Which Method to Pick

If you have……use this
One photo, right nowMail to yourself, or Files app Quick Action
Five to ten photosFiles app Quick Action, one at a time
A whole album, batchShortcuts app, then run from share sheet
A folder of 50+ HEICPixFlip in Safari (no app install needed)
All future photosSettings → Camera → Most Compatible

The Files app method covers 80% of “I need a JPG right now” cases and never asks you to install anything. The Shortcut method is the answer when you find yourself doing the Files dance more than once a week. And the Camera setting is the only fix that stops the problem from coming back at all.

If you still ended up with mixed HEIC and JPG in your library and want to understand why iOS made each choice, Why Are My iPhone Photos Sometimes HEIC, Sometimes JPG? maps out the full decision tree.

Frequently Asked Questions

Does the Files app really convert HEIC to JPG natively?

Yes. Since iOS 16, the Files app includes a Quick Action called Convert Image that handles HEIC → JPG, HEIC → PNG, and a few other transitions entirely on-device. There is no upload, no third-party app, and no internet required. The output JPG appears in the same folder as the original, with the same filename and a .jpg extension.
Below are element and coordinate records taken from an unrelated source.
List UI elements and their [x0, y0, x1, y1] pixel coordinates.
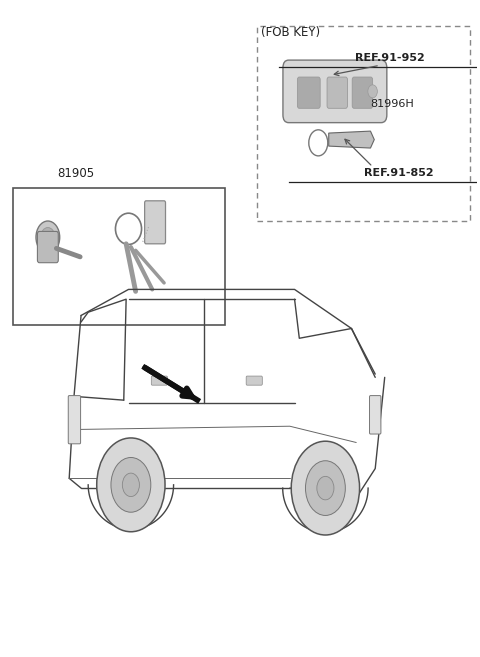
Circle shape — [291, 442, 360, 535]
Circle shape — [96, 438, 165, 532]
FancyBboxPatch shape — [352, 77, 372, 108]
FancyBboxPatch shape — [283, 60, 387, 123]
Text: 81905: 81905 — [57, 167, 95, 180]
Circle shape — [36, 221, 60, 254]
FancyBboxPatch shape — [327, 77, 348, 108]
Circle shape — [368, 85, 377, 98]
FancyBboxPatch shape — [298, 77, 320, 108]
Text: 81996H: 81996H — [371, 99, 414, 109]
Circle shape — [317, 476, 334, 500]
Circle shape — [41, 227, 55, 247]
Circle shape — [111, 457, 151, 512]
Text: REF.91-952: REF.91-952 — [355, 53, 424, 63]
Circle shape — [305, 461, 345, 516]
Polygon shape — [329, 131, 374, 148]
FancyBboxPatch shape — [370, 396, 381, 434]
FancyBboxPatch shape — [37, 231, 58, 263]
Circle shape — [122, 473, 139, 497]
FancyBboxPatch shape — [246, 376, 262, 385]
FancyBboxPatch shape — [144, 201, 166, 244]
Text: REF.91-852: REF.91-852 — [364, 168, 434, 179]
Text: (FOB KEY): (FOB KEY) — [261, 26, 321, 39]
FancyBboxPatch shape — [151, 376, 168, 385]
FancyBboxPatch shape — [68, 396, 81, 444]
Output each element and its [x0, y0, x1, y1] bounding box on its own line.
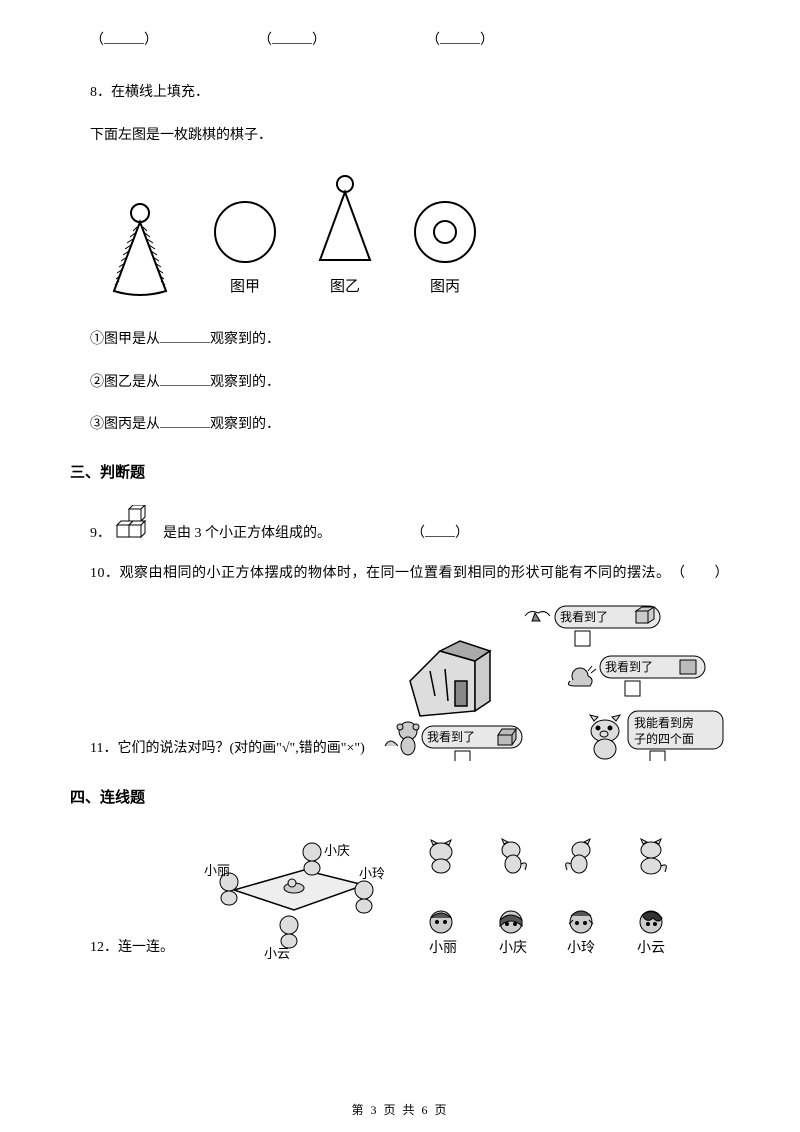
q8-line2-pre: ②图乙是从: [90, 375, 160, 390]
paren-blank-2: （）: [258, 30, 326, 52]
cubes-icon: [115, 505, 159, 549]
question-number: 8: [90, 85, 97, 100]
q8-figures: 图甲 图乙 图丙: [70, 172, 730, 299]
figure-yi: 图乙: [310, 172, 380, 299]
paren-blank-1: （）: [90, 30, 158, 52]
blank-underline: [272, 43, 312, 44]
bubble4a-text: 我能看到房: [634, 715, 694, 730]
question-8: 8．在横线上填充．: [70, 82, 730, 104]
q9-text: 是由 3 个小正方体组成的。: [163, 523, 331, 545]
option-yun-label: 小云: [637, 940, 665, 956]
q8-line2: ②图乙是从 观察到的．: [70, 372, 730, 394]
q12-text-wrap: 12．连一连。: [90, 937, 174, 959]
figure-chess-piece: [100, 199, 180, 299]
table-scene-icon: 小庆 小丽 小玲 小云: [204, 830, 384, 960]
option-qing-label: 小庆: [499, 940, 527, 956]
option-li-label: 小丽: [429, 940, 457, 956]
q11-text: 它们的说法对吗？(对的画"√",错的画"×"): [117, 741, 364, 756]
paren-close: ）: [312, 33, 326, 48]
bubble1-text: 我看到了: [560, 610, 608, 624]
figure-yi-label: 图乙: [330, 275, 360, 299]
section-4-title: 四、连线题: [70, 786, 730, 810]
name-yun: 小云: [264, 946, 290, 960]
question-10: 10．观察由相同的小正方体摆成的物体时，在同一位置看到相同的形状可能有不同的摆法…: [70, 563, 730, 585]
paren-open: （: [426, 33, 440, 48]
blank-underline: [160, 372, 210, 386]
figure-bing: 图丙: [410, 197, 480, 299]
q11-text-wrap: 11．它们的说法对吗？(对的画"√",错的画"×"): [90, 738, 365, 760]
question-number: 11: [90, 741, 103, 756]
q8-line1: ①图甲是从 观察到的．: [70, 329, 730, 351]
name-qing: 小庆: [324, 843, 350, 858]
paren-blank-row: （） （） （）: [70, 30, 730, 52]
paren-close: ）: [144, 33, 158, 48]
section-3-title: 三、判断题: [70, 461, 730, 485]
paren-close: ）: [480, 33, 494, 48]
question-dot: ．: [103, 741, 117, 756]
paren-blank-3: （）: [426, 30, 494, 52]
blank-underline: [160, 329, 210, 343]
name-li: 小丽: [204, 863, 230, 878]
question-number: 9: [90, 523, 97, 545]
q9-paren: （）: [411, 523, 469, 545]
circle-icon: [210, 197, 280, 267]
bubble3-text: 我看到了: [427, 730, 475, 744]
paren-open: （: [90, 33, 104, 48]
figure-jia: 图甲: [210, 197, 280, 299]
q12-text: 连一连。: [118, 940, 174, 955]
question-number: 10: [90, 566, 105, 581]
paren-close: ）: [455, 526, 469, 541]
question-dot: ．: [97, 523, 111, 545]
q10-text: 观察由相同的小正方体摆成的物体时，在同一位置看到相同的形状可能有不同的摆法。: [120, 566, 664, 581]
figure-jia-label: 图甲: [230, 275, 260, 299]
bubble4b-text: 子的四个面: [634, 731, 694, 746]
option-ling-label: 小玲: [567, 940, 595, 956]
question-number: 12: [90, 940, 104, 955]
q8-desc: 下面左图是一枚跳棋的棋子．: [70, 125, 730, 147]
checkbox: [455, 751, 470, 761]
q8-line3-post: 观察到的．: [210, 417, 280, 432]
q10-paren: （ ）: [678, 566, 729, 581]
blank-underline: [104, 43, 144, 44]
q8-line3-pre: ③图丙是从: [90, 417, 160, 432]
blank-underline: [425, 536, 455, 537]
q8-line2-post: 观察到的．: [210, 375, 280, 390]
page-footer: 第 3 页 共 6 页: [0, 1101, 800, 1120]
matching-options-icon: 小丽 小庆 小玲 小云: [414, 830, 694, 960]
question-12: 12．连一连。 小庆 小丽 小玲 小云: [70, 830, 730, 960]
q8-desc-text: 下面左图是一枚跳棋的棋子．: [90, 128, 272, 143]
question-dot: ．: [104, 940, 118, 955]
question-title: 在横线上填充．: [111, 85, 209, 100]
blank-underline: [160, 414, 210, 428]
q8-line1-post: 观察到的．: [210, 332, 280, 347]
concentric-circles-icon: [410, 197, 480, 267]
triangle-ball-icon: [310, 172, 380, 267]
figure-bing-label: 图丙: [430, 275, 460, 299]
question-9: 9． 是由 3 个小正方体组成的。 （）: [70, 505, 730, 545]
house-scene-icon: 我看到了 我看到了 我看到了: [380, 601, 730, 761]
paren-open: （: [258, 33, 272, 48]
paren-open: （: [411, 526, 425, 541]
q8-line3: ③图丙是从 观察到的．: [70, 414, 730, 436]
chess-piece-icon: [100, 199, 180, 299]
name-ling: 小玲: [359, 866, 384, 881]
bubble2-text: 我看到了: [605, 660, 653, 674]
question-dot: ．: [105, 566, 120, 581]
q8-line1-pre: ①图甲是从: [90, 332, 160, 347]
question-dot: ．: [97, 85, 111, 100]
checkbox: [650, 751, 665, 761]
question-11: 11．它们的说法对吗？(对的画"√",错的画"×") 我看到了: [70, 601, 730, 761]
blank-underline: [440, 43, 480, 44]
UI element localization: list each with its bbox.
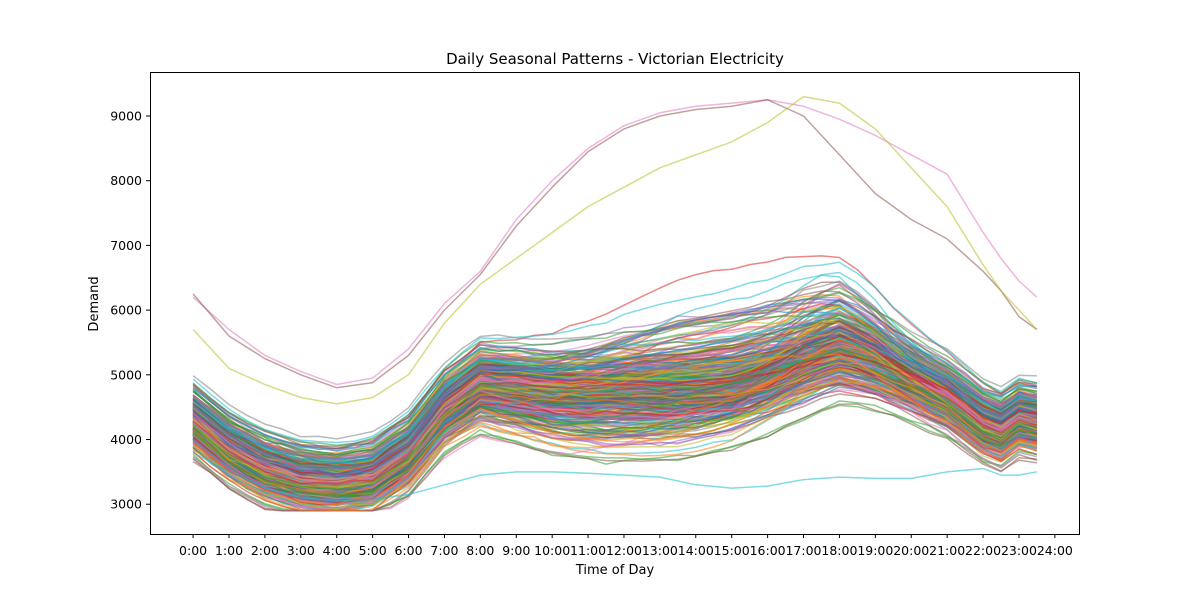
y-tick-label: 9000 xyxy=(110,109,142,124)
x-tick-label: 0:00 xyxy=(179,543,207,558)
x-tick-label: 8:00 xyxy=(466,543,494,558)
y-tick-label: 7000 xyxy=(110,238,142,253)
x-tick-label: 24:00 xyxy=(1037,543,1073,558)
series-line-355 xyxy=(192,300,1037,450)
y-tick-label: 6000 xyxy=(110,303,142,318)
x-tick-label: 12:00 xyxy=(606,543,642,558)
series-line-339 xyxy=(192,312,1038,480)
series-line-extreme-3 xyxy=(192,451,1038,502)
series-line-341 xyxy=(192,356,1038,512)
series-line-262 xyxy=(192,291,1038,447)
x-axis-label: Time of Day xyxy=(575,563,655,578)
series-layer xyxy=(192,95,1038,512)
y-tick-label: 8000 xyxy=(110,173,142,188)
x-tick-label: 15:00 xyxy=(714,543,750,558)
x-tick-label: 13:00 xyxy=(642,543,678,558)
chart-title: Daily Seasonal Patterns - Victorian Elec… xyxy=(446,50,784,68)
series-line-349 xyxy=(192,307,1038,452)
series-line-364 xyxy=(192,296,1038,476)
series-line-352 xyxy=(192,335,1038,497)
plot-frame xyxy=(150,72,1080,535)
y-axis-label: Demand xyxy=(87,276,102,331)
series-line-363 xyxy=(192,335,1038,485)
series-line-284 xyxy=(192,298,1038,467)
series-line-357 xyxy=(192,369,1038,492)
x-tick-label: 6:00 xyxy=(394,543,422,558)
y-tick-label: 3000 xyxy=(110,497,142,512)
x-tick-label: 23:00 xyxy=(1001,543,1037,558)
series-line-extreme-0 xyxy=(192,99,1038,386)
y-axis: 3000 4000 5000 6000 7000 8000 9000 xyxy=(110,109,150,512)
series-line-305 xyxy=(192,326,1038,482)
x-tick-label: 2:00 xyxy=(251,543,279,558)
y-tick-label: 4000 xyxy=(110,432,142,447)
y-tick-label: 5000 xyxy=(110,367,142,382)
x-tick-label: 3:00 xyxy=(287,543,315,558)
series-line-362 xyxy=(192,348,1038,490)
x-tick-label: 20:00 xyxy=(893,543,929,558)
x-tick-label: 17:00 xyxy=(785,543,821,558)
x-tick-label: 9:00 xyxy=(502,543,530,558)
series-line-360 xyxy=(192,329,1038,476)
x-tick-label: 1:00 xyxy=(215,543,243,558)
x-tick-label: 16:00 xyxy=(750,543,786,558)
series-line-extreme-1 xyxy=(192,99,1038,389)
x-tick-label: 19:00 xyxy=(857,543,893,558)
series-line-extreme-2 xyxy=(192,95,1038,405)
x-tick-label: 18:00 xyxy=(821,543,857,558)
x-tick-label: 14:00 xyxy=(678,543,714,558)
series-line-147 xyxy=(192,292,1037,440)
x-axis: 0:00 1:00 2:00 3:00 4:00 5:00 6:00 7:00 8:00 9:00… xyxy=(179,534,1073,558)
series-line-354 xyxy=(192,335,1038,470)
series-line-350 xyxy=(192,298,1038,478)
x-tick-label: 11:00 xyxy=(570,543,606,558)
series-line-347 xyxy=(192,346,1038,486)
x-tick-label: 7:00 xyxy=(430,543,458,558)
x-tick-label: 22:00 xyxy=(965,543,1001,558)
x-tick-label: 10:00 xyxy=(534,543,570,558)
x-tick-label: 4:00 xyxy=(323,543,351,558)
x-tick-label: 5:00 xyxy=(359,543,387,558)
series-line-332 xyxy=(192,358,1038,496)
series-line-229 xyxy=(192,261,1038,444)
x-tick-label: 21:00 xyxy=(929,543,965,558)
Will I lose quality converting HEIC to JPG on iPhone?

A small amount, always — both formats are lossy, so any transcode introduces some generation loss. In practice, at the high-quality setting iOS uses by default, you will not see the difference on a phone screen. The bigger trade-off is file size: the JPG is roughly 1.5 to 2x larger than the original HEIC.

Can I batch-convert HEIC to JPG without an app?

Yes, with the Shortcuts app, which is built into iOS. Create a shortcut with three actions: Select Photos (allow multiple), Convert Image (set to JPEG, quality High), Save to Photo Album. Run it once and your selected HEIC photos appear as JPG copies in your library. For more than a few dozen files at once, the share-sheet flow becomes slow and dragging the folder into a browser tool like PixFlip is faster.

What if I want all new iPhone photos to be JPG?

Go to Settings → Camera → Formats and pick Most Compatible instead of High Efficiency. From that point on, the Camera app saves new photos as JPG. The setting is not retroactive — photos already in your library stay HEIC and still need converting individually.

Why does my photo become HEIC again after sharing to another app?

It usually does not — iOS auto-converts HEIC to JPG when you share through Mail, Messages to non-iPhone recipients, and most messaging apps. The case where you get a HEIC out the other side is AirDrop to another Apple device, the Files app sharing the original file directly, or some cloud upload apps that grab the raw file. If the recipient is on Android or Windows and AirDrop is not an option, the share sheet will usually do the right thing.